Although Eidt means that she guides her students toward literacy as well as fluency, her statement also feels a bit like a warning. Her latest publication, a book for beginning learners, doesn’t walk readers through a trip to the grocery store. “Märchen und Legenden” retells fairy tales in their original form — Cinderella’s stepsisters get their eyes pecked out by birds, for example — with authentic but simple speech meant to help students acquire the language naturally.
Eidt said she saw a need for materials that can ease students into grammar without compromising culture.
“There really isn’t anything out there. A lot of the easy reader books are really just silly. They are about people’s everyday lives, and not really very significant topics,” Eidt said. “So introducing students to those aspects of German culture is a great way to bring in high culture even in the early levels of language classes.”

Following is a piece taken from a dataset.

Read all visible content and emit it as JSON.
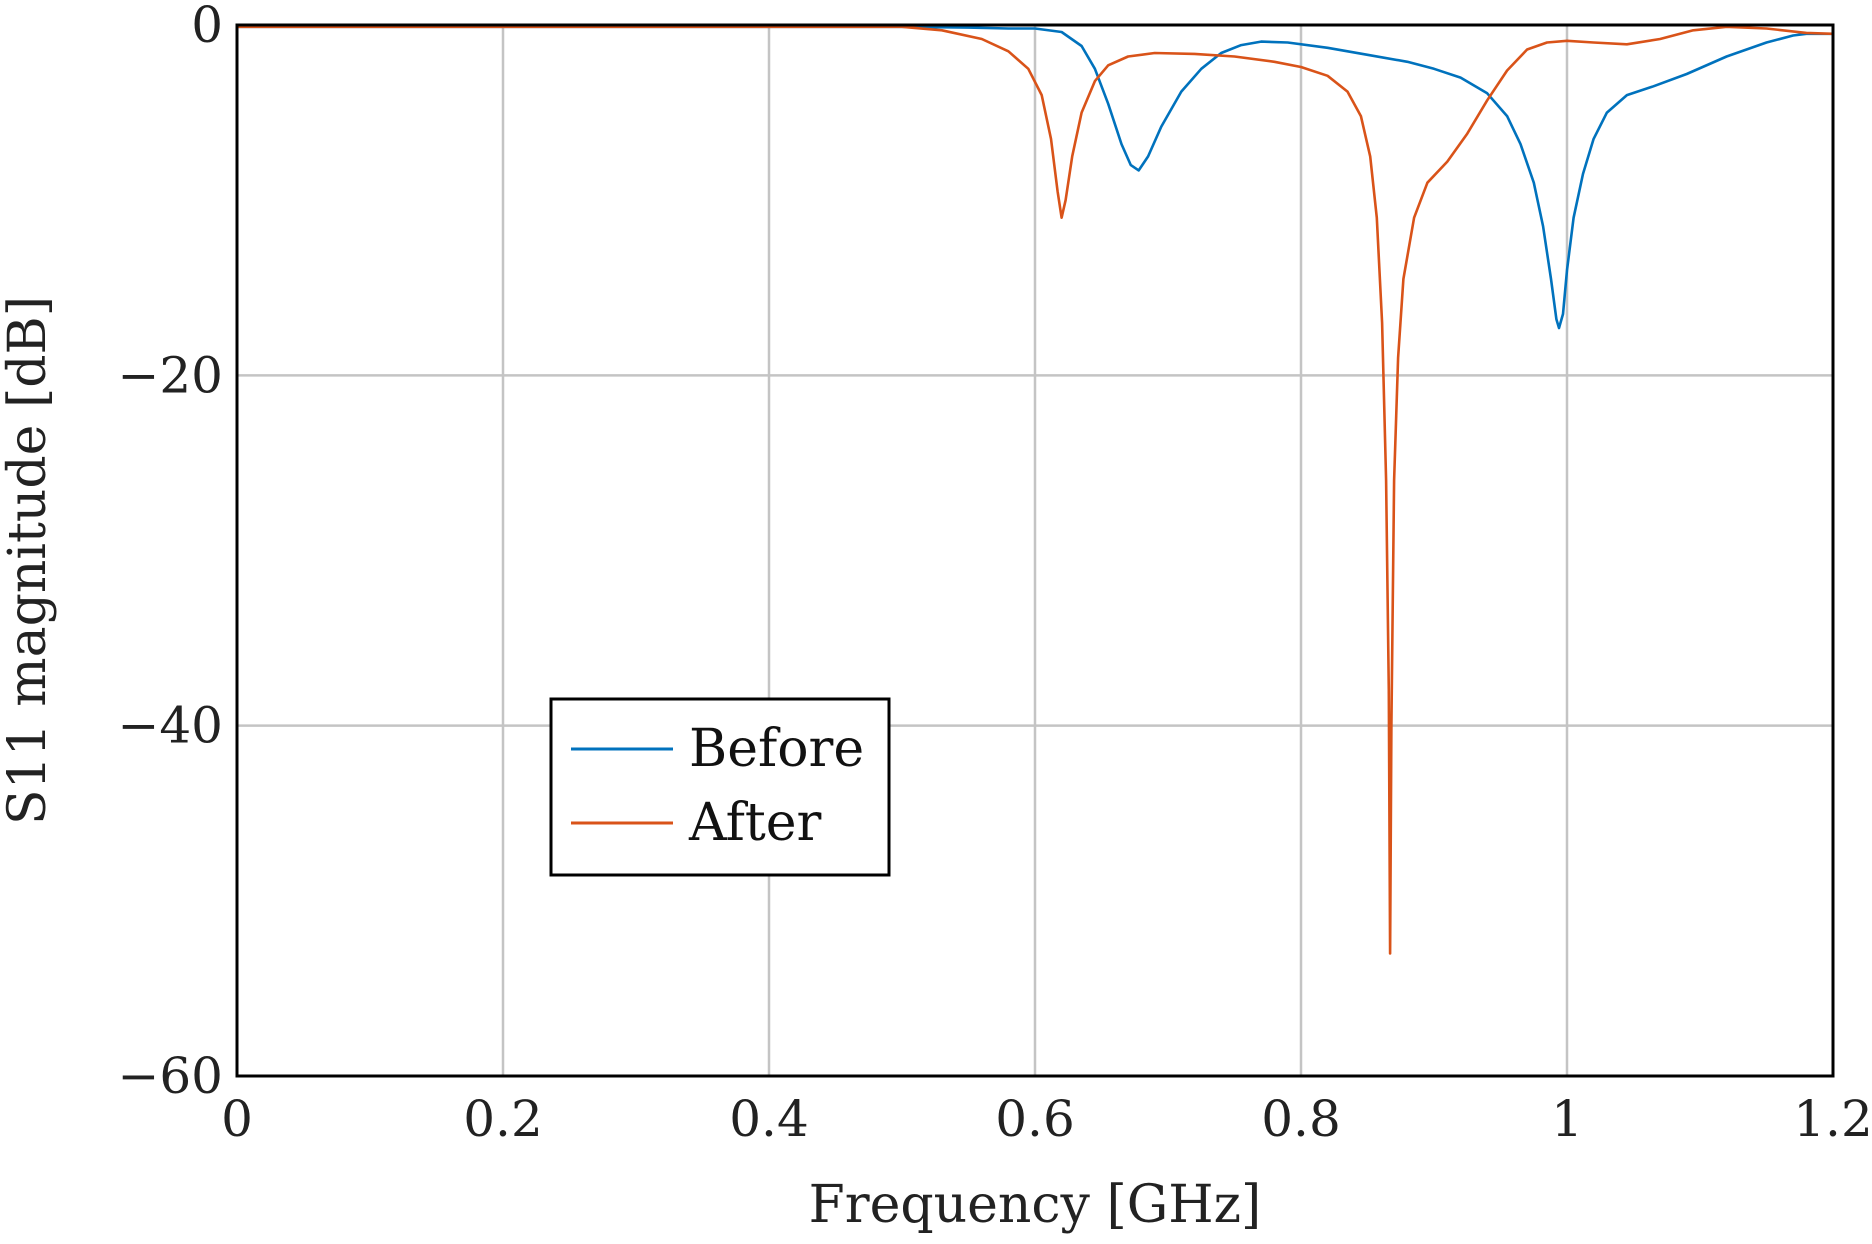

Folklore readers may already have English versions with all the old dismemberment, witchcraft and other unsettling elements that couldn’t get a PG rating. However, Eidt said even uncensored versions often ignore subtle but crucial elements of the original German stories.
“What’s great about fairy tales is that there’s so much repetition in there. Rewritten American versions tend to leave out all of these repetitions, but they’re really good for language learning,” Eidt said, adding that repetition is important to the structure of the story as well.

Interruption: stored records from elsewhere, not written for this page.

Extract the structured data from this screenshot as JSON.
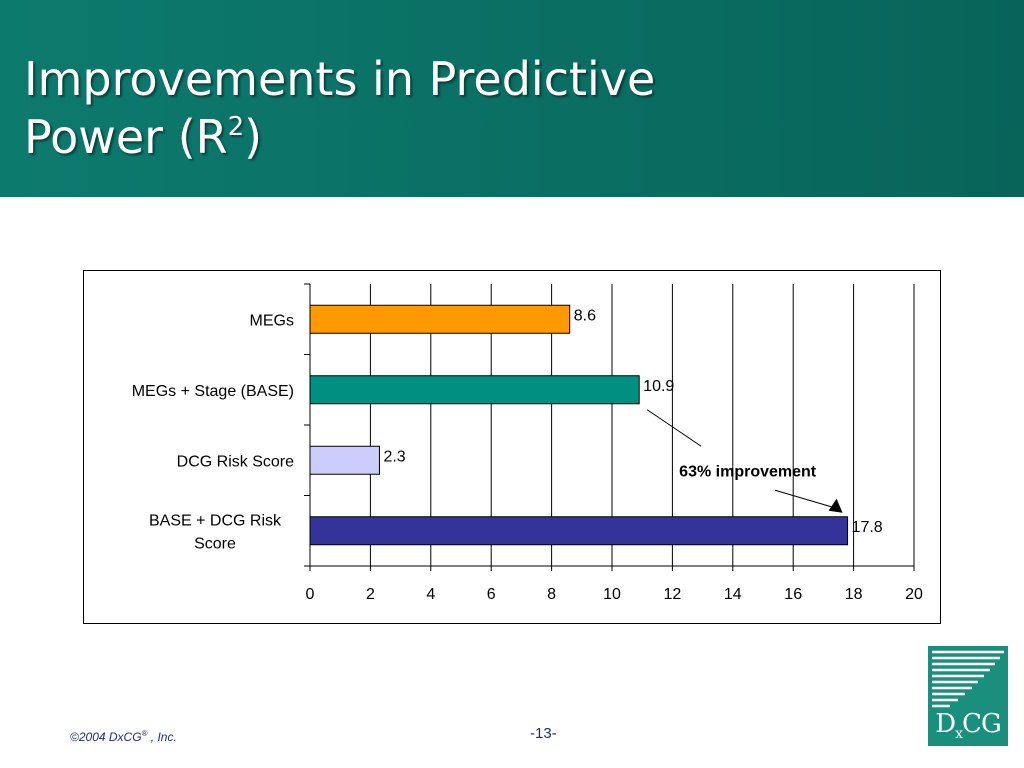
{
  "slide": {
    "title_line1": "Improvements in Predictive",
    "title_line2": "Power (R",
    "title_sup": "2",
    "title_close": ")",
    "footer_copyright": "©2004 DxCG",
    "footer_reg": "®",
    "footer_inc": " , Inc.",
    "page_number": "-13-",
    "logo": {
      "text_main": "D",
      "text_sub": "x",
      "text_rest": "CG"
    },
    "colors": {
      "header_bg": "#0a6d62",
      "footer_text": "#1c2a8c",
      "logo_bg": "#1a8f7d"
    }
  },
  "chart_data": {
    "type": "bar",
    "orientation": "horizontal",
    "categories": [
      [
        "MEGs"
      ],
      [
        "MEGs + Stage (BASE)"
      ],
      [
        "DCG Risk Score"
      ],
      [
        "BASE + DCG Risk",
        "Score"
      ]
    ],
    "values": [
      8.6,
      10.9,
      2.3,
      17.8
    ],
    "value_labels": [
      "8.6",
      "10.9",
      "2.3",
      "17.8"
    ],
    "bar_colors": [
      "#ff9900",
      "#008f80",
      "#ccccff",
      "#333399"
    ],
    "xlim": [
      0,
      20
    ],
    "xticks": [
      0,
      2,
      4,
      6,
      8,
      10,
      12,
      14,
      16,
      18,
      20
    ],
    "grid": "vertical",
    "annotation": {
      "text": "63% improvement",
      "from_value": 10.9,
      "to_value": 17.8
    }
  }
}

“Events in the stories happen three or seven times, which is a deeply religious and significant element. There’s, of course, the Trinity, the reflection of the Trinity, and then also the seven vices and virtues. I’ve tried to retain those elements, and I’ve simplified the language but not the structure of the fairy tale.”
The published book evolved from Eidt’s class lesson plan, a meticulously developed collection of text and grammar aimed at training students to read German literature.
Eidt doesn’t just pore over Goethe with upperclassmen. In addition to her scholarly writing, Eidt has invested time and research into finding the best teaching methods for language learners of all ages. Alongside her work with undergraduates, Eidt has mentored at a bilingual school in Dallas and serves as a director of the K-5 “Latin Through Stories” curriculum of the St. Ambrose Center for Catholic Liberal Education and Culture.
For Eidt, stories are the heart of language pedagogy.
“The classical reason for learning a language is to be able to participate in the ongoing great conversation in that language,” Eidt said.
“My advanced language students participate in that great conversation by reading Faust and having Socratic seminars about Kafka. At the beginning language level, that looks a little bit different, but that is still part of the goal: that they become initiated into elements of German culture that they can interact with at their level. And first you need a good basis, a good grounding, and reading gives you a lot of that.”